Eldridge Cleaver -- In 1968, the revolutionary book, ''Soul on Ice,'' made a name for the Black Panthers' member

By Tim Appelo
Updated February 12, 1993 at 05:00 AM EST

Eldridge Cleaver loomed larger in the late 1960s than his idol Malcolm X did — and his story would make a wilder film. Published on Feb. 12, 1968, Soul on Ice, his autobiography, told of a life spent in and out of jail for marijuana peddling and assault. With the sexual humiliation of black men as his theme, Cleaver, then 32, touched a deep chord of anger in racially torn America. ”We shall have our manhood,” Soul thundered, ”or the earth will be leveled.”

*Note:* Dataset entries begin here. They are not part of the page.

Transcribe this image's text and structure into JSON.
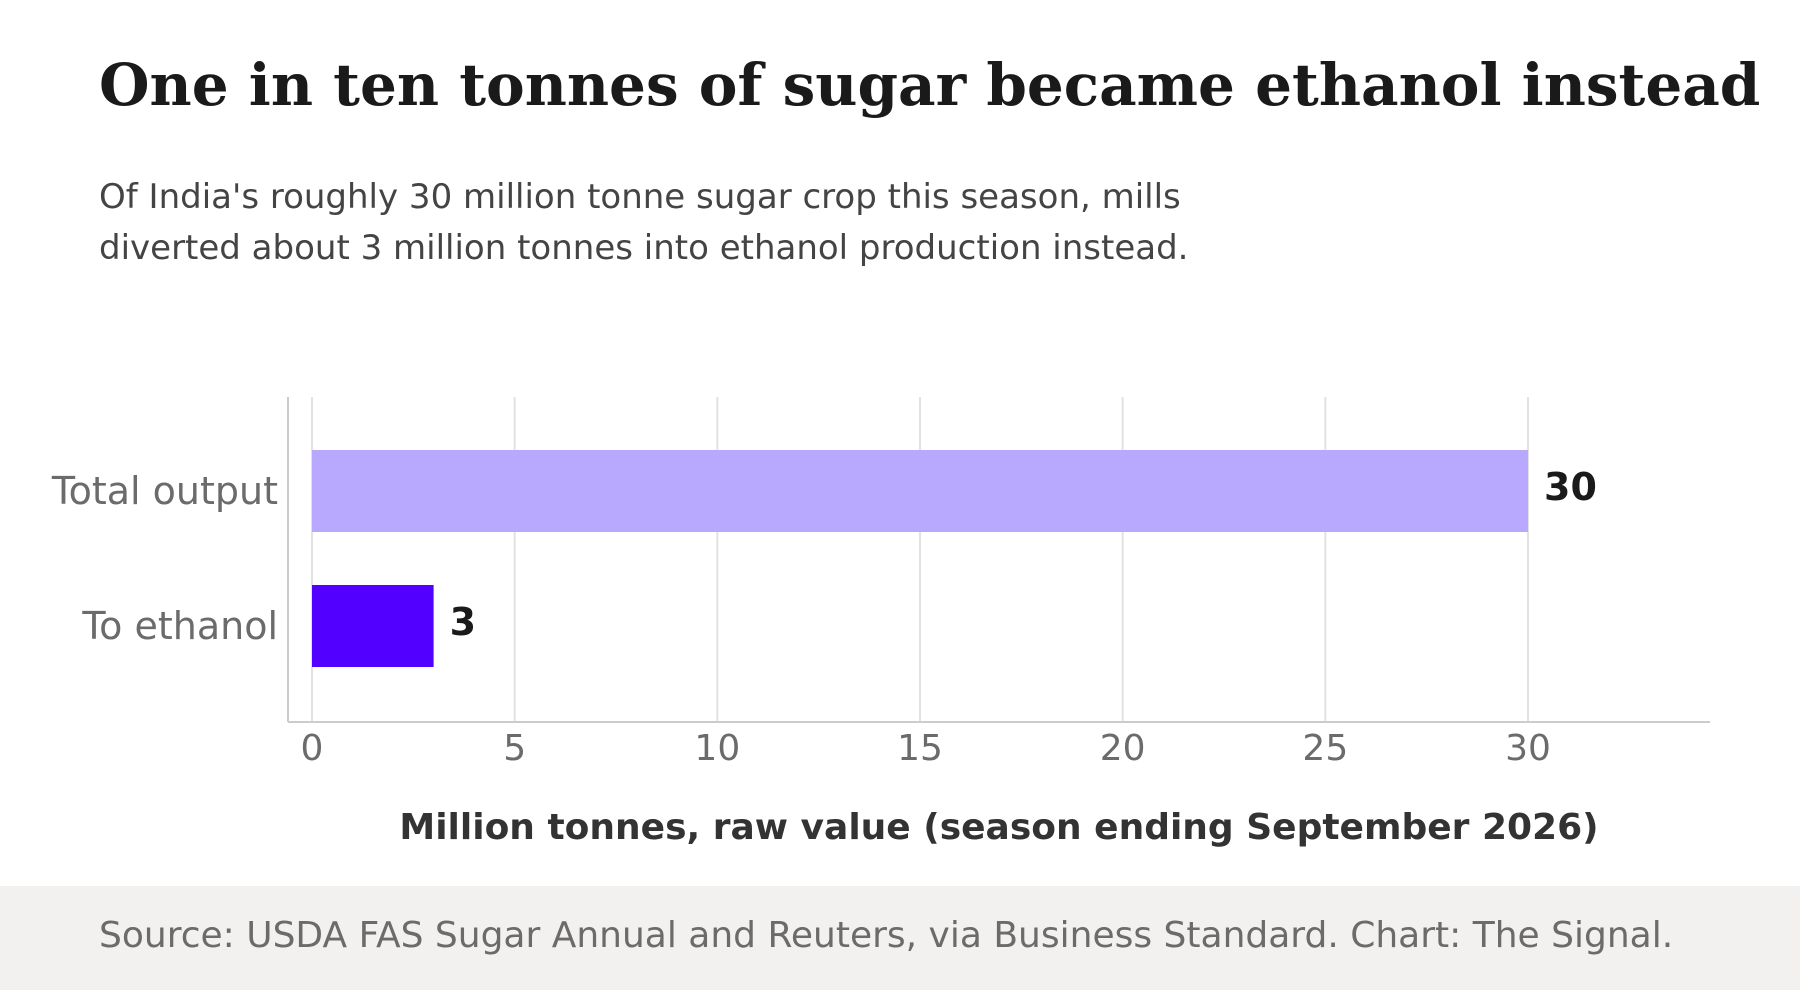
{
  "title": "One in ten tonnes of sugar became ethanol instead",
  "subtitle": "Of India's roughly 30 million tonne sugar crop this season, mills diverted about 3 million tonnes into ethanol production instead.",
  "source": "Source: USDA FAS Sugar Annual and Reuters, via Business Standard. Chart: The Signal.",
  "colors": {
    "total_output": "#b8a9ff",
    "to_ethanol": "#5200ff",
    "grid": "#e2e2e2",
    "axis": "#cccccc",
    "tick_label": "#6b6b6b",
    "value_label": "#1a1a1a",
    "xlabel": "#333333",
    "footer_bg": "#f2f1ef"
  },
  "chart_data": {
    "type": "bar",
    "orientation": "horizontal",
    "categories": [
      "Total output",
      "To ethanol"
    ],
    "values": [
      30,
      3
    ],
    "value_labels": [
      "30",
      "3"
    ],
    "xlabel": "Million tonnes, raw value (season ending September 2026)",
    "ylabel": "",
    "xlim": [
      0,
      34.5
    ],
    "xticks": [
      0,
      5,
      10,
      15,
      20,
      25,
      30
    ],
    "grid": "vertical",
    "legend": "none"
  }
}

Paroled in 1966 after serving time for assault, Cleaver was one of the New York Times‘ top 10 authors of 1968, along with such giants as André Malraux and Alexander Solzhenitsyn. Cleaver ”literally went from solitary confinement to running around with Norman Mailer,” said a friend.

Having joined the Black Panthers in 1967, Cleaver narrowly escaped death two months after Soul‘s publication in a bloody police raid on Panther headquarters in Oakland, Calif. Arrested and charged with violating his parole in the melee, he jumped bail and fled to Algeria, Cuba, and North Korea.

In 1975, Cleaver came home a fervent Christian, denouncing racism abroad. He knelt with Billy Graham and had a potential 72-year sentence reduced to 1,200 hours of community service. Turning to capitalism in 1978, Cleaver blew $60,000 trying to market men’s slacks with a built-in codpiece.

The subject has become an obsession. ”My pants have not been given a fair chance,” says Cleaver, now 57. ”The world is dying for them. The penis is wilting on the vine!” Cleaver now lives quietly in the Bay Area, writing screenplays; he plans to plow any film profits back into pants.

Some doubt that Cleaver will produce another book. ”He’s so disorganized,” says his ex-wife, Kathleen Cleaver, a law professor at Emory University. Cleaver admits that the pain between male and female — the subject of Soul — still hasn’t healed. ”I was torn apart when my marriage fell apart,” he says of his 1987 divorce after 20 years of marriage. ”I’m almost tempted to believe it won’t fall back together until I fall in love again.”

Time Capsule: February 12, 1968
The Confessions of Nat Turner mastered readers; on TV The Andy Griffith Show was No. 1. Moviegoers found Guess Who’s Coming to Dinner inviting, and the top tune was ”Love Is Blue.”